Existing examples in Tulsa include:

  • Boston Avenue United Methodist Church,
  • Oklahoma Natural Gas Building,
  • Gillette-Tyrell Building (as originally designed with 13 floors),
  • Philcade Building (considered by many to be one of the best lobbies anywhere),
  • Warehouse Market,
  • Christ the King Church, and the
  • Tulsa Club, now vacant and potentially at risk.

The second movement is called Streamline Art Deco:  the rhythm of the 30s with automobiles and jazz propelled everyone forward and was reflected in horizontally streamlined architecture.

The line was the parabolic curve; building materials that could be smoothly molded such as stucco and glass block were extensively used.

Nice examples include:

  • City Veterinary Hospital at 36th & Peoria
  • Lerner Shop at 5th &Main, as well as
  • some extraordinary homes sprinkled in our historic neighborhoods (Ungerman, McGay, Forsythe) .

The third movement is the PWA Style:  The early 30s were marked with the Great Depression.  Although oil price dropped, oilmen continued to make money during the Depression.  In response to the national situation, Franklin Delano Roosevelt provided a “New Deal” for the country under the auspices of two “New Deal” agencies:

  • the Public Works Administration (PWA) and later, the
  • Works Progress Administration (WPA).

PWA Art Deco is considered a “transitional architecture” as it incorporates elements of the Zigzag art deco of the 20s and the Streamline art deco of the 30s.  Buildings in this style are characterized mainly by their public use and massive or monumental scale.

Existing examples include:

  • Tulsa Union Depot,
  • Fairgrounds Pavilion,
  • Tulsa Fire Alarm Building, and both
  • Daniel Webster and Will Rogers High Schools.
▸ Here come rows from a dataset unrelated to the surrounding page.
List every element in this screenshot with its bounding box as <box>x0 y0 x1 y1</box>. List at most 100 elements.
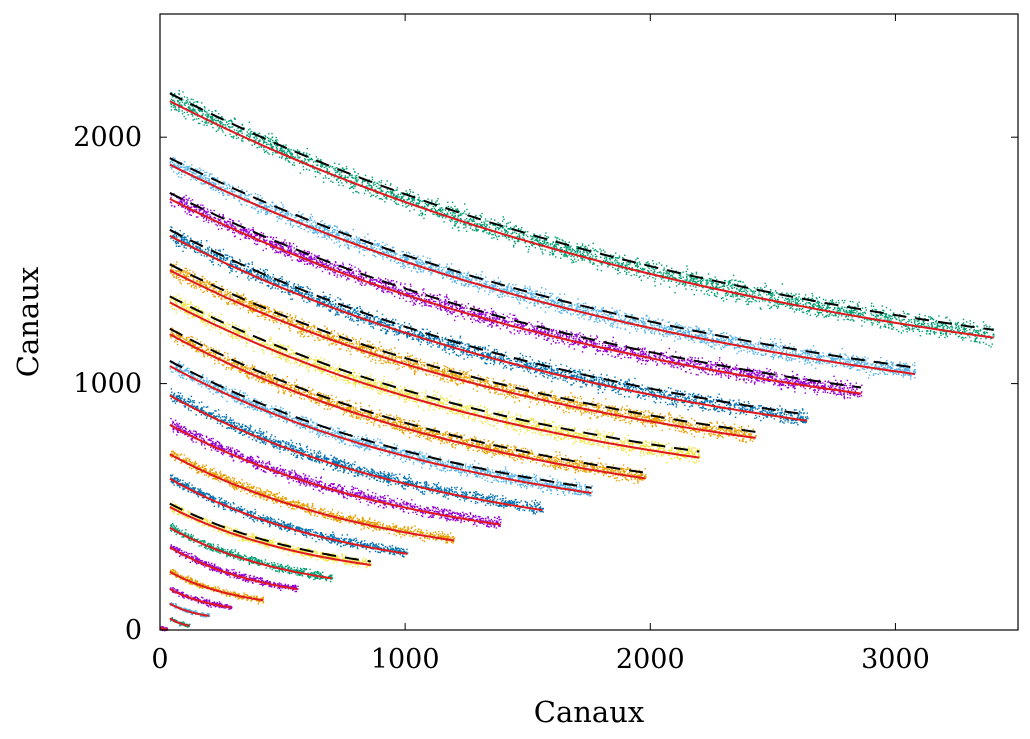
data-point <box>871 303 872 304</box>
data-point <box>198 118 199 119</box>
data-point <box>412 192 413 193</box>
data-point <box>518 302 519 303</box>
data-point <box>727 287 728 288</box>
data-point <box>382 258 383 259</box>
data-point <box>446 266 447 267</box>
data-point <box>258 211 259 212</box>
data-point <box>619 255 620 256</box>
data-point <box>483 221 484 222</box>
data-point <box>484 225 485 226</box>
data-point <box>817 315 818 316</box>
data-point <box>422 271 423 272</box>
data-point <box>173 105 174 106</box>
data-point <box>683 277 684 278</box>
data-point <box>904 368 905 369</box>
data-point <box>565 241 566 242</box>
data-point <box>228 123 229 124</box>
data-point <box>690 285 691 286</box>
data-point <box>188 103 189 104</box>
data-point <box>225 124 226 125</box>
data-point <box>963 327 964 328</box>
data-point <box>740 290 741 291</box>
data-point <box>353 177 354 178</box>
data-point <box>205 114 206 115</box>
data-point <box>480 216 481 217</box>
data-point <box>883 372 884 373</box>
data-point <box>609 258 610 259</box>
data-point <box>358 192 359 193</box>
data-point <box>723 347 724 348</box>
data-point <box>377 195 378 196</box>
data-point <box>525 231 526 232</box>
data-point <box>265 151 266 152</box>
data-point <box>540 307 541 308</box>
data-point <box>988 345 989 346</box>
data-point <box>184 116 185 117</box>
data-point <box>342 168 343 169</box>
data-point <box>789 305 790 306</box>
data-point <box>257 213 258 214</box>
data-point <box>277 221 278 222</box>
data-point <box>176 110 177 111</box>
data-point <box>870 320 871 321</box>
data-point <box>270 143 271 144</box>
data-point <box>655 330 656 331</box>
data-point <box>448 206 449 207</box>
data-point <box>632 314 633 315</box>
data-point <box>597 322 598 323</box>
data-point <box>752 299 753 300</box>
data-point <box>241 138 242 139</box>
data-point <box>208 110 209 111</box>
data-point <box>533 303 534 304</box>
data-point <box>281 148 282 149</box>
data-point <box>934 333 935 334</box>
data-point <box>755 352 756 353</box>
data-point <box>259 139 260 140</box>
data-point <box>558 311 559 312</box>
data-point <box>518 241 519 242</box>
data-point <box>794 295 795 296</box>
data-point <box>718 284 719 285</box>
data-point <box>268 206 269 207</box>
data-point <box>493 280 494 281</box>
data-point <box>562 305 563 306</box>
data-point <box>872 324 873 325</box>
data-point <box>422 212 423 213</box>
data-point <box>207 113 208 114</box>
data-point <box>772 347 773 348</box>
data-point <box>885 326 886 327</box>
data-point <box>822 305 823 306</box>
data-point <box>915 324 916 325</box>
data-point <box>194 109 195 110</box>
data-point <box>440 211 441 212</box>
data-point <box>834 307 835 308</box>
data-point <box>772 341 773 342</box>
data-point <box>973 322 974 323</box>
data-point <box>984 333 985 334</box>
data-point <box>191 164 192 165</box>
data-point <box>798 296 799 297</box>
data-point <box>951 326 952 327</box>
data-point <box>922 324 923 325</box>
data-point <box>866 319 867 320</box>
data-point <box>873 315 874 316</box>
data-point <box>757 287 758 288</box>
data-point <box>492 234 493 235</box>
data-point <box>891 316 892 317</box>
data-point <box>513 246 514 247</box>
data-point <box>246 205 247 206</box>
data-point <box>480 274 481 275</box>
data-point <box>780 345 781 346</box>
data-point <box>830 300 831 301</box>
data-point <box>766 294 767 295</box>
data-point <box>976 341 977 342</box>
data-point <box>855 312 856 313</box>
data-point <box>487 220 488 221</box>
data-point <box>904 364 905 365</box>
data-point <box>459 215 460 216</box>
data-point <box>786 350 787 351</box>
data-point <box>837 306 838 307</box>
data-point <box>672 276 673 277</box>
data-point <box>515 297 516 298</box>
data-point <box>915 372 916 373</box>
Referring to the WPA and PWA programs, Will Rogers is quoted as saying, “Never was a country more in the throes of more capital letters than the old U.S.A., but still we haven’t sent out the S.O.S.”

As Tulsa continues to grapple with its identity, we must continue to educate Tulsans about our rich architectural heritage so that it will continue to be recognized, loved, and cared for by future generations.
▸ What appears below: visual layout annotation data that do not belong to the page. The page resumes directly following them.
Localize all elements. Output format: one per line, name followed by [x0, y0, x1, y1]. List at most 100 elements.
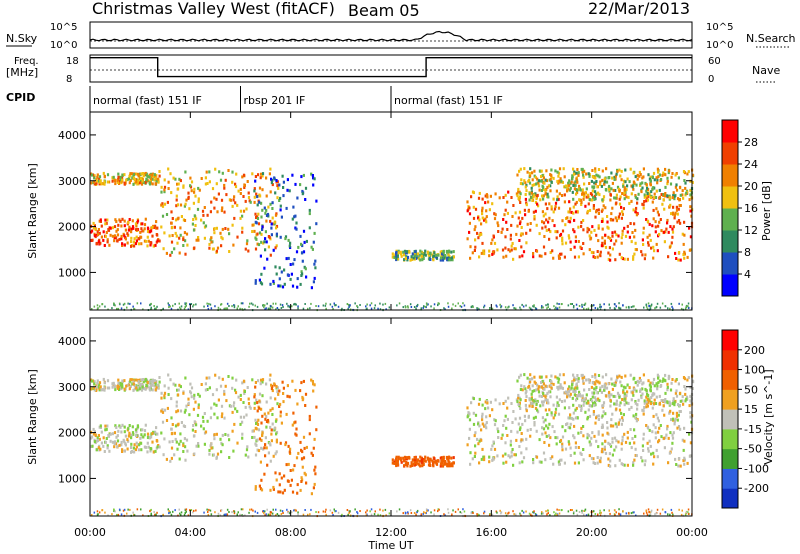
power-echo [571, 177, 574, 181]
velocity-echo [594, 388, 597, 392]
power-echo [645, 305, 648, 308]
velocity-echo [395, 460, 398, 464]
power-echo [242, 195, 245, 198]
velocity-echo [311, 453, 314, 457]
power-echo [663, 194, 667, 198]
power-echo [549, 230, 552, 234]
power-echo [106, 240, 109, 244]
velocity-echo [478, 397, 481, 401]
power-echo [246, 239, 249, 243]
velocity-echo [546, 401, 549, 405]
velocity-echo [223, 416, 226, 420]
velocity-echo [666, 385, 669, 389]
velocity-echo [393, 462, 396, 465]
velocity-echo [214, 373, 217, 377]
y-tick-label: 4000 [58, 335, 86, 348]
power-echo [97, 233, 100, 236]
power-echo [620, 256, 623, 260]
power-echo [435, 253, 438, 257]
power-echo [581, 192, 584, 196]
power-echo [102, 238, 105, 242]
velocity-echo [553, 511, 555, 514]
power-echo [120, 224, 123, 228]
power-echo [136, 179, 139, 183]
velocity-echo [592, 410, 595, 413]
velocity-echo [427, 463, 431, 467]
power-echo [155, 220, 158, 224]
freq-line [90, 57, 692, 78]
power-echo [604, 245, 608, 249]
velocity-echo [593, 391, 596, 395]
power-echo [571, 190, 574, 194]
power-echo [484, 217, 487, 221]
velocity-echo [526, 376, 529, 380]
velocity-echo [197, 442, 200, 445]
power-echo [248, 305, 250, 308]
power-echo [299, 234, 302, 238]
power-echo [133, 237, 136, 241]
velocity-echo [600, 450, 603, 454]
power-echo [123, 302, 126, 305]
power-echo [588, 248, 591, 252]
power-echo [138, 181, 141, 185]
velocity-echo [301, 478, 304, 482]
power-echo [175, 194, 178, 198]
velocity-echo [148, 381, 151, 385]
power-echo [574, 239, 577, 243]
velocity-echo [466, 415, 469, 419]
velocity-echo [130, 436, 133, 440]
velocity-echo [688, 432, 691, 436]
power-echo [599, 250, 602, 254]
power-echo [678, 302, 680, 305]
velocity-echo [247, 397, 250, 401]
power-echo [539, 179, 542, 183]
power-echo [607, 251, 610, 255]
velocity-echo [255, 422, 258, 425]
velocity-echo [397, 455, 400, 459]
velocity-echo [632, 377, 635, 381]
power-echo [244, 308, 246, 311]
power-echo [123, 173, 126, 177]
power-echo [638, 170, 641, 174]
velocity-echo [593, 510, 595, 513]
power-echo [122, 303, 125, 306]
power-echo [647, 243, 650, 247]
velocity-echo [223, 513, 226, 516]
velocity-echo [183, 437, 186, 441]
velocity-echo [664, 391, 667, 395]
power-echo [172, 304, 174, 307]
power-echo [269, 307, 271, 310]
power-echo [115, 236, 118, 240]
velocity-echo [512, 510, 514, 513]
power-echo [99, 179, 102, 183]
power-echo [638, 174, 641, 178]
velocity-echo [177, 388, 180, 392]
velocity-echo [672, 411, 675, 415]
power-echo [265, 176, 268, 180]
power-echo [518, 169, 521, 173]
velocity-echo [214, 511, 216, 514]
power-echo [561, 229, 565, 233]
velocity-echo [132, 380, 135, 384]
velocity-echo [138, 387, 141, 391]
velocity-echo [574, 416, 578, 420]
power-echo [411, 252, 414, 256]
velocity-echo [365, 511, 367, 514]
velocity-echo [433, 513, 435, 516]
velocity-echo [170, 513, 173, 516]
power-echo [433, 303, 436, 306]
velocity-echo [269, 511, 272, 514]
power-echo [595, 173, 598, 177]
power-echo [413, 306, 416, 308]
velocity-echo [591, 391, 594, 395]
velocity-echo [443, 462, 446, 466]
velocity-echo [623, 432, 626, 436]
power-echo [524, 213, 527, 217]
velocity-echo [672, 513, 674, 516]
power-echo [144, 217, 147, 221]
velocity-echo [657, 376, 660, 380]
velocity-echo [313, 482, 316, 486]
power-echo [491, 252, 494, 256]
power-echo [621, 257, 624, 261]
power-echo [536, 177, 539, 181]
Tulsa is known worldwide as an art deco destination; in fact, Tulsa was the host city to the 6th World Congress on Art Deco in 2001.  We had the opportunity in October of 2008 to dazzle thousands of participants with our art deco architecture as Tulsa hosts the National Trust for Historic Preservation’s annual conference.

We cannot afford to be complacent about preservation in Tulsa.   You are a part of the preservation success story in Tulsa. Preservation begins at home—it happens on the local level.

You now understand the term “art deco” and the three styles associated with it.  I invite you to look at Tulsa – especially downtown Tulsa—with new eyes!  Share that knowledge with a friend and share the importance of preservation for our city.

Art Deco is fun, art deco is cool, art deco is Tulsa!